Clearly, now is the time to have a standout resume. You do that by developing a killer summary. Your summary has to convince employers that you are the one and only applicant. You set the gold standard and the rest of the applicants are invited in for an interview after you.
So how do you do that? You market yourself through your narrative. Your potential employers will learn something unique about your expertise as well as your credentials and they’ll get a good sense of how well you communicate. You have to be a skilled writer and be able to “pitch” yourself in a matter of seconds.
To write a great summary, you will want to get an idea of what information should not be communicated in your resume. While a summary gives employers insights into you, it is not a place for you to mention personal information unrelated to your career. Don’t send out resumes with Information including age, marital status, health, height/weight or personal affiliations. Leave these items off because having personal info on your resume can easily get you eliminated from the applicant pool.
Make It Relevant
Anything that is not relevant to the position or your potential employer should be taken out of your resume. Generally, you don’t need to add in previous professional experience within the summary unless you can clearly demonstrate how such a background can be of value. Watch out for generic statements, such as “I am highly organized and detail oriented.” Stuff like this just looks like filler and it is not impressive.

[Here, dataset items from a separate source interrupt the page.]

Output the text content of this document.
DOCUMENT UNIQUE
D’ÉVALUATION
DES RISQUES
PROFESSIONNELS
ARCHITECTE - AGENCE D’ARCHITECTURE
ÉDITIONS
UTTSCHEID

Your summary should just be a short paragraph with just a few sentences – you don’t want to take up a quarter of the page. Start with a headline that summarizes your professional title. You can emphasize your title by bolding and using a larger font – this allows your potential employer to grasp who you are quickly. For example:
Experienced Financial Planner
Realized double-digit return for all clients through well-balanced financial portfolios
Craft a high impact statement as this is the first impression your potential employer will have of you. Here are three things that a well-written summary should include and address:
• Your level of expertise
• Your experience as it relates to your ideal job
• What you bring to the organization and the position that no other candidate can
Compose your summary in third person and in present tense. Be sure to sell only the experience and skills that align with your career objective. If you have numerous career objectives – meaning you want to get a position in either marketing or public relations, create separate summaries for each of these objectives.
Just like your resume, your summary should be well-written and error-free. Review and proofread your summary, and remember to customize as necessary for the all opportunities of interest. A killer summary will leave a great first impression and will “hook” your prospective employer. It will set the standard and sell you as the top candidate for the job.
Resume writing does not have to be intimidating. Go ahead… craft a killer summary and you’re off to a great start.